Run the main test suite with the following command:

pytest tests

Running Browse in Docker

You can also run the browse app in Docker. The following commands will build and run browse using defaults for the configuration parameters and will use the test data from tests/data. Install Docker if you haven't already, then run the following:

script/start

This command will build the docker image and run it. If all goes well, http://localhost:8000/ will render the home page.

Configuration Parameters

See browse/config.py for configuration parameters and defaults). Any of these can be overridden with environment variables.

Serving static files on S3

We use Flask-S3 to serve static files via S3.

After looking up the AWS keys and region and bucket:

cd arxiv-browse
git pull
AWS_ACCESS_KEY_ID=x AWS_SECRET_ACCESS_KEY=x \
 AWS_REGION=us-east-1 FLASKS3_BUCKET_NAME=arxiv-web-static1 \
 pipenv run python upload_static_assets.py

In AWS -> CloudFront, select the static.arxiv.org distribution, -> Invalidations -> Create invalidation, and enter a list of url file paths, eg: /static/browse/0.3.4/css/arXiv.css.
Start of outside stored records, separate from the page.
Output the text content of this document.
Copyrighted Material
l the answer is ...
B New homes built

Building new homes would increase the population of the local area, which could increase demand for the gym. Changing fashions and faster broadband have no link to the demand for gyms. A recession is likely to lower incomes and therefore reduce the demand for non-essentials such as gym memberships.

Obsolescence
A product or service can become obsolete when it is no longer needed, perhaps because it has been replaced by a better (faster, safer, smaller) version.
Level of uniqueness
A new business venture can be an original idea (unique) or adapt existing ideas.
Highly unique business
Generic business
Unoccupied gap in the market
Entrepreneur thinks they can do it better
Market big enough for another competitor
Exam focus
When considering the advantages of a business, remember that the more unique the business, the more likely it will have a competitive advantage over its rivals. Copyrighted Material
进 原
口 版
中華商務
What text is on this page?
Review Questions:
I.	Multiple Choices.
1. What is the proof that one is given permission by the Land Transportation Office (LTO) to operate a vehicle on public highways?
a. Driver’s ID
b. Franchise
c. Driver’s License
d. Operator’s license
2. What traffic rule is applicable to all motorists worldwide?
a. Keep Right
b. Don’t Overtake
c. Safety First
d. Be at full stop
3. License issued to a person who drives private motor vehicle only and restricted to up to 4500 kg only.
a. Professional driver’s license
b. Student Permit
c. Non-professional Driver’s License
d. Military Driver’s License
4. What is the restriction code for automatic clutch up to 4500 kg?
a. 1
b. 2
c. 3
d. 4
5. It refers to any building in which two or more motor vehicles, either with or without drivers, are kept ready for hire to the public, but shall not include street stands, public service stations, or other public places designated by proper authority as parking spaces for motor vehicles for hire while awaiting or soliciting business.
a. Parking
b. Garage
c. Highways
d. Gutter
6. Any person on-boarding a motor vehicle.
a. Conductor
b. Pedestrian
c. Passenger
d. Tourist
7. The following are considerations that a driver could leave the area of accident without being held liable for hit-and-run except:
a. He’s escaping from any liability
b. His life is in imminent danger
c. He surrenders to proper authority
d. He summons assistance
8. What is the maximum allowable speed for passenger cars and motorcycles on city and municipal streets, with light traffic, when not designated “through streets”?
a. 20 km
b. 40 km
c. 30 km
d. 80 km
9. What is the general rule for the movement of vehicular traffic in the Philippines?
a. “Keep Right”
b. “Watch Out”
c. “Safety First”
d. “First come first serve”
It may be help to use a web browser's inspect->network to find the active release version.

Tests and linting for PRs

There is a github action that runs on PRs that merge to develop. PRs for which these tests fail will be blocked. It is the equivalent of running:

# if there are Python syntax errors or undefined names
flake8 . --count --select=E9,F63,F7,F82 --show-source --statistics

pytest tests